Growth in Housing Spending Lags Growth in GDP

Molly Boesel    |    Housing Trends

Numbers released today by the Bureau of Economic Analysis confirm that housing-related expenditures continue to make up a substantial portion of U.S. gross domestic product (GDP). To calculate the portion of domestic spending that is related to housing, we look at three expenditures from the quarterly GDP release: residential investment (the construction of new single- and multi-family houses), spending on housing services (rent, owner’s equivalent rent and utilities) and spending on furnishings and durable goods. Together, these made up 17.6 percent of total real GDP in the third quarter of 2013, up slightly from a year ago, but down from the high of 20.6 percent in the third quarter of 2005. Housing services were 12.4 percent of total GDP in the third quarter, followed by residential investment at 3.2 percent and furnishings and durable goods at 2.0 percent (Figure 1).  The share of GDP attributable to housing services and spending on durable goods has been stable for the past decade, with the fluctuation in housing-related GDP coming from residential investment. Residential investment made up 6.2 percent of GDP at its peak in 2005, fell to 2.5 percent of GDP in 2009, and has slowly come back in 2013.

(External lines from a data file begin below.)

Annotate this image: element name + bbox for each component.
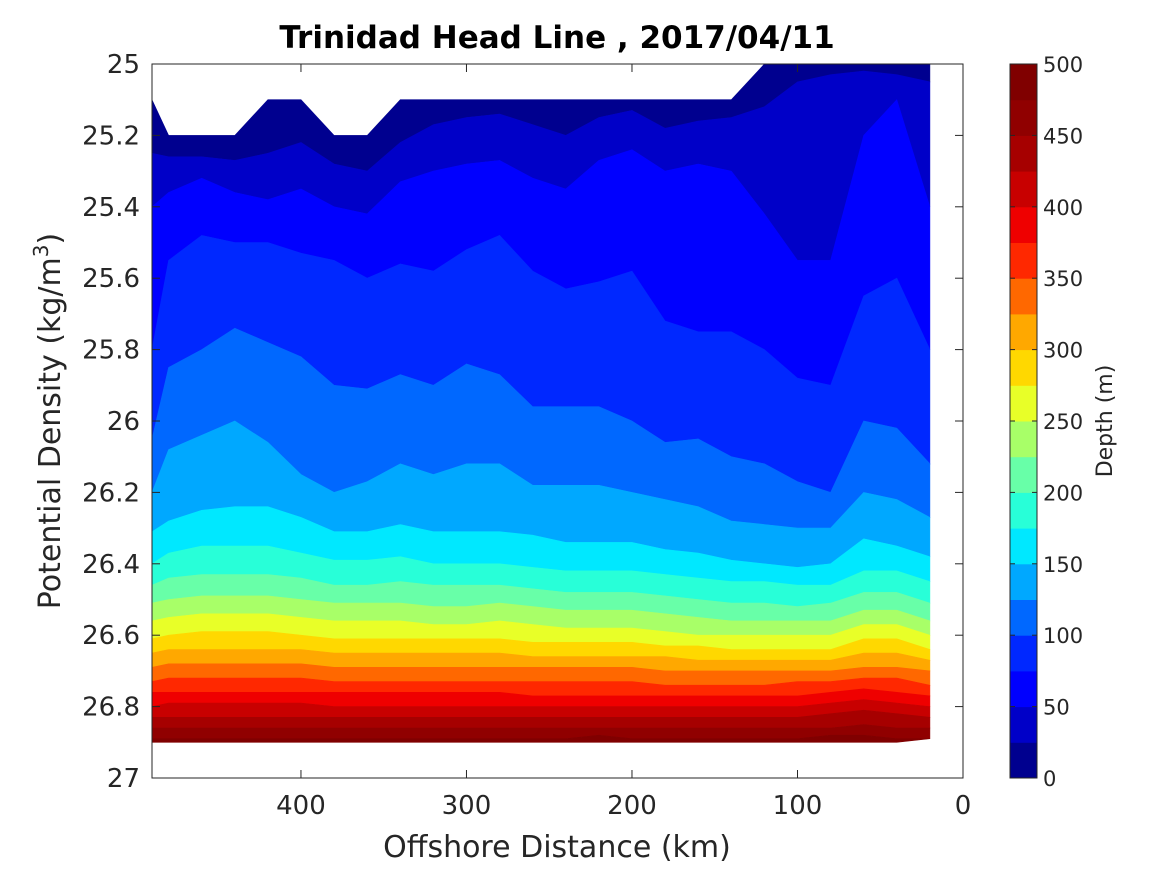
x-tick-label: 200 — [607, 791, 657, 821]
y-tick-label: 25.2 — [82, 121, 140, 151]
colorbar-tick-label: 250 — [1043, 410, 1083, 434]
y-tick-label: 26.2 — [82, 478, 140, 508]
x-tick-label: 100 — [773, 791, 823, 821]
colorbar-swatch — [1010, 563, 1037, 600]
colorbar-tick-label: 400 — [1043, 196, 1083, 220]
colorbar-swatch — [1010, 599, 1037, 636]
y-tick-label: 26.8 — [82, 693, 140, 723]
colorbar-swatch — [1010, 421, 1037, 458]
colorbar-label: Depth (m) — [1093, 365, 1118, 478]
y-tick-label: 27 — [107, 764, 140, 794]
colorbar-swatch — [1010, 278, 1037, 315]
colorbar-swatch — [1010, 635, 1037, 672]
colorbar-tick-label: 100 — [1043, 624, 1083, 648]
colorbar-tick-label: 200 — [1043, 481, 1083, 505]
y-tick-label: 25.6 — [82, 264, 140, 294]
y-tick-label: 26.4 — [82, 550, 140, 580]
colorbar-tick-label: 0 — [1043, 767, 1056, 791]
colorbar-swatch — [1010, 242, 1037, 279]
colorbar-swatch — [1010, 171, 1037, 208]
colorbar-tick-label: 500 — [1043, 53, 1083, 77]
colorbar-swatch — [1010, 135, 1037, 172]
colorbar-swatch — [1010, 492, 1037, 529]
colorbar-swatch — [1010, 456, 1037, 493]
colorbar: 0 50 100 150 200 250 300 350 400 450 500 — [1009, 53, 1083, 791]
colorbar-swatch — [1010, 385, 1037, 422]
colorbar-tick-label: 350 — [1043, 267, 1083, 291]
y-tick-label: 26.6 — [82, 621, 140, 651]
colorbar-swatch — [1010, 349, 1037, 386]
contour-band-475m — [151, 734, 930, 743]
plot-area — [151, 63, 931, 743]
colorbar-swatch — [1010, 528, 1037, 565]
x-axis: 400 300 200 100 0 — [276, 64, 971, 821]
colorbar-swatch — [1010, 742, 1037, 779]
y-axis: 25 25.2 25.4 25.6 25.8 26 26.2 26.4 26.6 26.8 27 — [82, 50, 963, 794]
colorbar-swatch — [1010, 706, 1037, 743]
colorbar-swatch — [1010, 64, 1037, 101]
y-tick-label: 26 — [107, 407, 140, 437]
y-tick-label: 25.8 — [82, 336, 140, 366]
y-tick-label: 25 — [107, 50, 140, 80]
colorbar-tick-label: 450 — [1043, 124, 1083, 148]
colorbar-swatch — [1010, 313, 1037, 351]
x-tick-label: 300 — [442, 791, 492, 821]
y-tick-label: 25.4 — [82, 193, 140, 223]
colorbar-tick-label: 50 — [1043, 696, 1070, 720]
colorbar-tick-label: 150 — [1043, 553, 1083, 577]
x-tick-label: 400 — [276, 791, 326, 821]
x-axis-label: Offshore Distance (km) — [383, 830, 731, 865]
x-tick-label: 0 — [955, 791, 972, 821]
colorbar-swatch — [1010, 206, 1037, 243]
chart-title: Trinidad Head Line , 2017/04/11 — [279, 20, 834, 56]
colorbar-swatch — [1010, 670, 1037, 708]
y-axis-label: Potential Density (kg/m3) — [29, 233, 68, 609]
y-axis-label-superscript: 3 — [29, 244, 53, 257]
colorbar-tick-label: 300 — [1043, 339, 1083, 363]
colorbar-swatch — [1010, 99, 1037, 136]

In terms of year-over-year growth rates, housing-related GDP growth has lagged overall GDP growth for much of the economic recovery. In the latest quarter, overall GDP grew by 1.6 percent year over year, and housing-related GDP fell by 0.1 percent year over year. Figure 2 shows the year-over-year growth rates of the three components of housing-related GDP. Because housing services make up the majority of housing-related spending, the stability in this sector has led to slower growth. The more volatile segments of housing-related GDP are residential investment and spending on furnishings and durable goods. The amount of residential investment peaked in late 2005, after which it began to plummet, ultimately posting double-digit year-over-year declines for three and a half years. While residential investment is 43 percent below peak levels, it gained 37 percent from the trough, hit in the third quarter of 2010. Changes in spending on furnishings and durable goods echo changes in residential investment, but the effects are muted as these expenditures are not completely dependent on new construction.  Residential investment grew by 15.3 percent and spending on furnishings and durable goods grew by 7.3 percent in the latest quarter, but the total dollar amount of these components was too small to move the growth in housing-related GDP.